Immigrant family sells all and arrives, eventually via the usual stomachs of a few sharks, in Chicago. The only work they can get is in the most horrendous meat-packing factories you can imagine. They are duped into buying a house they cannot afford and fight tooth and nail just to survive. The odds are stacked heavily against them. The injustice is stomach-turning.
The fact that this takes place in a country that now triumphantly vaunts itself as the purveyor and guardian of freedom makes this book even more special. I’ve watched a few documentaries and read a few other books and I don’t believe that for the poor in the US, a great deal has changed.
What has definitely changed though is the fact that Sinclair could not have got away with the last quarter of his book twenty years after he wrote it. Arguably, he wouldn’t get away with it now.
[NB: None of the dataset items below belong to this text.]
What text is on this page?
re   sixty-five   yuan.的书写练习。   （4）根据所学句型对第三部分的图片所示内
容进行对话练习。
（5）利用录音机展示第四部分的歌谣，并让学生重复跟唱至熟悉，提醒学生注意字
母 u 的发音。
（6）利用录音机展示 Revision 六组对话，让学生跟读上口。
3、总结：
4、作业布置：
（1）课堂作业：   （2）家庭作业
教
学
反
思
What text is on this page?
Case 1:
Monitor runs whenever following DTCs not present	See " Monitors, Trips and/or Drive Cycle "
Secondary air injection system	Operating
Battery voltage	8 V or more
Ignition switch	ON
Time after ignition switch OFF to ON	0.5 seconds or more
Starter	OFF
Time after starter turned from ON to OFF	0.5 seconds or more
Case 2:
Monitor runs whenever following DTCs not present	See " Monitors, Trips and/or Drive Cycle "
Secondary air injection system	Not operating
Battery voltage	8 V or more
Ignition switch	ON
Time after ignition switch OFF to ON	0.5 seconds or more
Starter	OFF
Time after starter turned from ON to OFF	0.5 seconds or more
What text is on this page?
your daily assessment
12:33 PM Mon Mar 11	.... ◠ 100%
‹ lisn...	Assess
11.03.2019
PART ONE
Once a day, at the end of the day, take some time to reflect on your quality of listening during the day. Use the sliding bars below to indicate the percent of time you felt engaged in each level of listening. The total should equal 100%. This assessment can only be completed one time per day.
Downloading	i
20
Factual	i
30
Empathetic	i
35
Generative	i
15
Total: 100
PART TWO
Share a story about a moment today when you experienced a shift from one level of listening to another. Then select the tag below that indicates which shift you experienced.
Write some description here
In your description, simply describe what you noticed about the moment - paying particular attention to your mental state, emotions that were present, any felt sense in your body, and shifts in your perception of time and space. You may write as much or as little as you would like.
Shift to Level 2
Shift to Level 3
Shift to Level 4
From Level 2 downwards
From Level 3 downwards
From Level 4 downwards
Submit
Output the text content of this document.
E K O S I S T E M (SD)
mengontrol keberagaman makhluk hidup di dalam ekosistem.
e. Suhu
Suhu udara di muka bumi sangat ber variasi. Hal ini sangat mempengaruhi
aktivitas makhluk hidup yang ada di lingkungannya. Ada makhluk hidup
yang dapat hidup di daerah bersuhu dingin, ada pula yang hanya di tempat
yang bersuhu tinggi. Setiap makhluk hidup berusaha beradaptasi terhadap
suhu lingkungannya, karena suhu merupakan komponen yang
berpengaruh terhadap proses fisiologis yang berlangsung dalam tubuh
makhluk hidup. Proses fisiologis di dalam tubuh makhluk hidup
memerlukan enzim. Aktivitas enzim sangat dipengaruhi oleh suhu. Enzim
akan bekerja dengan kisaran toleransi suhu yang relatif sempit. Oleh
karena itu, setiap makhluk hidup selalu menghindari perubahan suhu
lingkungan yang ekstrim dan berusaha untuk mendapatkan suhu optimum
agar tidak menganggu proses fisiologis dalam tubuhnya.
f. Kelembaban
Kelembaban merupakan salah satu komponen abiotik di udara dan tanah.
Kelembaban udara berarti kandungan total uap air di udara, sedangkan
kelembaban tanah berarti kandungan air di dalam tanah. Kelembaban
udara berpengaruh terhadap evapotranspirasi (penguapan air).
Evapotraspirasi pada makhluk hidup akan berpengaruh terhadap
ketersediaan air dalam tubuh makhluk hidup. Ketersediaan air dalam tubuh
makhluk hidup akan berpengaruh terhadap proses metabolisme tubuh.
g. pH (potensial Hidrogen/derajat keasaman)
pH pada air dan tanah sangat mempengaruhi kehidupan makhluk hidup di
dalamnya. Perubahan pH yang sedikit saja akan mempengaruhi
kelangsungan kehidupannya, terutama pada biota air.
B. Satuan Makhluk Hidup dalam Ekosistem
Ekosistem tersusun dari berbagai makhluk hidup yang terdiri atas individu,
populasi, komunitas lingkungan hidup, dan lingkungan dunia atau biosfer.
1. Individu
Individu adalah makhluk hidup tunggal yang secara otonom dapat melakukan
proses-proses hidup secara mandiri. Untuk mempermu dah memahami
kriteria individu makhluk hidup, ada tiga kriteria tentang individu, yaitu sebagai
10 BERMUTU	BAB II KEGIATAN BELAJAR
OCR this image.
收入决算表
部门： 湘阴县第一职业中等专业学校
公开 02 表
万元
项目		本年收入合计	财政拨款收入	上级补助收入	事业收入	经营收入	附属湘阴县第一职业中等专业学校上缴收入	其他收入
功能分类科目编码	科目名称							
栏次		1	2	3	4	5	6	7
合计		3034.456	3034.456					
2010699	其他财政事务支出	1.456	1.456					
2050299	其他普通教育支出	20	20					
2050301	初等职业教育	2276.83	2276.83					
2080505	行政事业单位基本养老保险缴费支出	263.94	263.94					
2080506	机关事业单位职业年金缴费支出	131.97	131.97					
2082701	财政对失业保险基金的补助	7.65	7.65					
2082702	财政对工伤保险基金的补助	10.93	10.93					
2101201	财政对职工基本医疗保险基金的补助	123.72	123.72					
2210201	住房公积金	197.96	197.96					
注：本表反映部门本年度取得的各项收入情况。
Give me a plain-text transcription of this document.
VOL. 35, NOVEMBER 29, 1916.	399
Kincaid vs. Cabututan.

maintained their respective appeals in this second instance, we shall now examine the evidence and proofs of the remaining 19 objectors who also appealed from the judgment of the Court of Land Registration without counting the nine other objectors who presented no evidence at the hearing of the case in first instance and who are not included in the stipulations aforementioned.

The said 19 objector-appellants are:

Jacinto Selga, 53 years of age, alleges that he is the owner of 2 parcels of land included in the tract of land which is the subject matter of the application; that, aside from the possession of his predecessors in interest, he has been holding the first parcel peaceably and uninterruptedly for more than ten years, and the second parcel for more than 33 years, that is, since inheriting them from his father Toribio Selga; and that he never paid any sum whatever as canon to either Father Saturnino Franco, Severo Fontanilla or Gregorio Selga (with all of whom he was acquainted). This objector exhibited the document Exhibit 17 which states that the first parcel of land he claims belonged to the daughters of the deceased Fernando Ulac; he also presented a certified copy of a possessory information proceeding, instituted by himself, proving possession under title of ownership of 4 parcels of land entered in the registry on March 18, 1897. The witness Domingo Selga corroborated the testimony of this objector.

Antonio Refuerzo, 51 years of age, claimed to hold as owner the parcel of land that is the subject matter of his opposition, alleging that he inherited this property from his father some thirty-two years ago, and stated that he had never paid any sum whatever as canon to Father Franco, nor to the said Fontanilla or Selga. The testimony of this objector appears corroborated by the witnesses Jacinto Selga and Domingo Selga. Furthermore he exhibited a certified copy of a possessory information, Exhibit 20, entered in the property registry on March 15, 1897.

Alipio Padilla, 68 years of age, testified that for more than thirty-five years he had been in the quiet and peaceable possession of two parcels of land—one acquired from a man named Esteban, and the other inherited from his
About 3/4 of the way in, the central character Jurgis encounters socialism and it transforms his entire outlook. Sinclair was obviously promoting socialism as an alternative fairer society to capitalism and of that there is, at least in theory, no doubt for anyone open-minded enough to admit it. Yes, both systems are open to abuse. But a socialist democracy is a better alternative to the capitalistic dictatorship which was the US of the time of The Jungle.
In fact, you only have to scratch a little bitty bit below the glossy sheen of the US to encounter stuff that makes you wonder how much freedom there really is there at all. I’ve also just finished Shane Claiborne’s book Jesus for President and it has not a dissimilar rallying call. Certainly, the description of Jesus that I’ve excerpted below in my quotes is not a million miles away from Claiborne’s emphasis and it has caused me to re-evaluate how I see him and how this impacts my politics.
And it also made me wonder what the motivations for the Red Peril clampdown on socialism in the US after WW2 were really about. There’s no doubt in my mind that socialism threatens the very core of capitalism in the US because it puts control of wealth in the hands of the people rather than in the hands of the very few who manipulate the system to their advantage. So, it stands to reason to paint socialism as a destroyer of society in a similar way to how Hitler painted the Jews.
More and more, watching the capitalist US is making me a fan of socialism. Good work guys!